Drum buses often have a combination of low-mid buildup (150–300 Hz) and high-mid harshness (2–4 kHz). Use Tilt to apply different Detail settings in each region: higher Detail above 1.5 kHz for the harshness, lower Detail below 500 Hz for the low-mid mud. I typically set Tilt to +2 to +3 above 2 kHz and -2 below 400 Hz, with Detail at 50–60% overall. Hard mode can work well here if you want the drum bus to feel more controlled and glued, but Soft mode is safer if you want to preserve the natural ring of the drums. For dynamic drummers with lots of fills, Soft mode is often the better choice to avoid pumping on the transient passages.

Frequently Asked Questions

What happened to the Sharpness and Depth controls in Soothe 3?

Oeksound consolidated the Sharpness and Selectivity (Depth) controls from Soothe 2 into a single Detail parameter in Soothe 3. The new Detail knob combines both functions into one streamlined control, which makes the workflow faster and more intuitive while preserving the same range of processing options.

Is the Detail control in Soothe 3 better than Sharpness and Depth?

For most engineers, yes. The Detail parameter is more surgical and precise, especially on vocals. Thomas Warren, who has engineered for Charli XCX and Lizzo, described it as the biggest upgrade in Soothe 3 because it makes the processing feel more targeted. The consolidation also reduces decision fatigue during mixing.

What is the difference between Soft and Hard mode in Soothe 3?

Soft mode uses an adaptive threshold and is the most transparent resonance suppression oeksound has released. It is level-independent and works well as a safe starting point on any sound source.

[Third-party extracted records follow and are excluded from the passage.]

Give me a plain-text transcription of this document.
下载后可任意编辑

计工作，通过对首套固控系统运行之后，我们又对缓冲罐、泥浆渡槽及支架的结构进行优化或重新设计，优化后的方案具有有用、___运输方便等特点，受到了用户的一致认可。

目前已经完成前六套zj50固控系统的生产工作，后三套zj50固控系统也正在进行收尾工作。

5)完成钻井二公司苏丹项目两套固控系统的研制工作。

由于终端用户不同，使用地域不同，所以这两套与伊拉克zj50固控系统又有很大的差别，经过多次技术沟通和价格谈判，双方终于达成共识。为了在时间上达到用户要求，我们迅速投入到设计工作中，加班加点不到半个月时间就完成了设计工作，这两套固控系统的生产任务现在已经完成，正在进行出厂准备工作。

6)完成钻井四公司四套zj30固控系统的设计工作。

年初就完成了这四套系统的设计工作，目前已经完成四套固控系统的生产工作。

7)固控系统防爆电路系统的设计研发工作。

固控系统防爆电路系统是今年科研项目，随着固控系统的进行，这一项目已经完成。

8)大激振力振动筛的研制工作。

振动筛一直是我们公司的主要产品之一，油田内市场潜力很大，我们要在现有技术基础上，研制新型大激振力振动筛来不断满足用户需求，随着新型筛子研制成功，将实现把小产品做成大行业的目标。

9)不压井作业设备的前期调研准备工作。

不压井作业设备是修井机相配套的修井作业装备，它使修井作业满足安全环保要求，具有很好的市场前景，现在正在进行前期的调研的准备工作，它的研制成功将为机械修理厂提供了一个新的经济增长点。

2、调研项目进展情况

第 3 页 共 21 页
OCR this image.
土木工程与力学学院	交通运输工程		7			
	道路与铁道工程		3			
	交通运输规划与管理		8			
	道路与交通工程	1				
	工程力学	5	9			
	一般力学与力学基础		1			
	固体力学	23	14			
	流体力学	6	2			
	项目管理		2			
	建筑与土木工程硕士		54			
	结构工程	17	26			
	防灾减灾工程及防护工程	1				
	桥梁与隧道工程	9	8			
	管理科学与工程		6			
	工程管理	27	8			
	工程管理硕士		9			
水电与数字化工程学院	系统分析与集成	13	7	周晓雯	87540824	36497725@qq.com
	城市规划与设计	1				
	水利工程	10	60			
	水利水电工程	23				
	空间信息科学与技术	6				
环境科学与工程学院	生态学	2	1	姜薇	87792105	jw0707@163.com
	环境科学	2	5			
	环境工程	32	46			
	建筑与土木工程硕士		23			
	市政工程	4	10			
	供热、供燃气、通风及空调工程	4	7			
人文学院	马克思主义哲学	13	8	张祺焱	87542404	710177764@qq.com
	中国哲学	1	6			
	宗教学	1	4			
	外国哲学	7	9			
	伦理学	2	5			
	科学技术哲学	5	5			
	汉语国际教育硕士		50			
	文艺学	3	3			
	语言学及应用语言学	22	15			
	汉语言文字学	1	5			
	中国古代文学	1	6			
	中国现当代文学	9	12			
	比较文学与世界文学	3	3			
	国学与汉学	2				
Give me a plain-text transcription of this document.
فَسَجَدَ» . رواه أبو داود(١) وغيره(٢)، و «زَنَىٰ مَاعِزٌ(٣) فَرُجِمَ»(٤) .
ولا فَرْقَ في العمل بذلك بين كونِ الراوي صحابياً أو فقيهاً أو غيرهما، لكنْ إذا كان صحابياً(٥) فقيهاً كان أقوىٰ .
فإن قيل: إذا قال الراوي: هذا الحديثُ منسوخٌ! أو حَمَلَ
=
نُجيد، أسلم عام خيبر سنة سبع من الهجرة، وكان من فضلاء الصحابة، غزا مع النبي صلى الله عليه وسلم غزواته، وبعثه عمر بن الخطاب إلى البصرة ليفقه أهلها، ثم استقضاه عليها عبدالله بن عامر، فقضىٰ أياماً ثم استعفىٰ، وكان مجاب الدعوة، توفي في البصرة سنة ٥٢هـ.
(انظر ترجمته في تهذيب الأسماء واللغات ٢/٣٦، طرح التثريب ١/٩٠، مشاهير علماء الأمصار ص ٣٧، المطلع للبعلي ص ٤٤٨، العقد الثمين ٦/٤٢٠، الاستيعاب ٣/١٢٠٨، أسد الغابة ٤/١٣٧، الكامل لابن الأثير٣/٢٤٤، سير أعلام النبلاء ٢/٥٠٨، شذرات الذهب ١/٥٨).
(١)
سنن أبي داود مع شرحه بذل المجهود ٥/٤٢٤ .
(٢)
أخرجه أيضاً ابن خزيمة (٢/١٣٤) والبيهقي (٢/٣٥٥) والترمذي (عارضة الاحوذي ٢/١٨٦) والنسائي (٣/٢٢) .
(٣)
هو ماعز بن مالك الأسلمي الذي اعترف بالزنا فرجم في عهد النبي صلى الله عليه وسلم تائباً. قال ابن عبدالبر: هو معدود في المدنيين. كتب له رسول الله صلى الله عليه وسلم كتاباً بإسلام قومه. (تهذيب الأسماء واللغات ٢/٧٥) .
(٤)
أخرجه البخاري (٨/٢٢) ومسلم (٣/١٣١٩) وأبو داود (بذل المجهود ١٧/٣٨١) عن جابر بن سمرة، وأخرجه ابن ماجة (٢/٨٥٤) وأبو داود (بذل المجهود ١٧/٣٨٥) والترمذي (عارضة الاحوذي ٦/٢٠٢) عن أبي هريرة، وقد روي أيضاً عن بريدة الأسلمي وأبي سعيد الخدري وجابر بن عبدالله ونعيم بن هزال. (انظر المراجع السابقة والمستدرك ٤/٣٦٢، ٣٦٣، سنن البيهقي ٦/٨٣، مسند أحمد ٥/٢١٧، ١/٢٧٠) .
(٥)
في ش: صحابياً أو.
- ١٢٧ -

Hard mode uses a fixed threshold like Soothe 2, reacts more strongly to input level, and behaves more like a compressor for aggressive resonance control.

How much does Soothe 3 cost and is the upgrade worth it?

Soothe 3 costs $259 new. The upgrade from Soothe or Soothe 2 is $55. For working engineers who use Soothe regularly, the upgrade is worth it for the zero-latency mode alone, which makes Soothe usable during tracking. The Detail control workflow improvement and the rebuilt algorithm are significant bonuses.

Can I use Soothe 3 during tracking?

Yes. Soothe 3 introduces a zero-latency mode that adds zero samples of latency at base sample rates and approximately 1 ms at higher sample rates. This makes it practical for tracking sessions and live mixing applications, which was not possible with Soothe 2.

What are the Tilt and Max Cut parameters in Soothe 3?

Tilt controls allow frequency-dependent scaling of Detail, Attack, and Release. This lets you apply different processing behavior in the low end versus the high end without requiring separate plugin instances. Max Cut sets a ceiling on how aggressively Soothe can cut, which is useful when driving the plugin hard while keeping the largest reductions in check.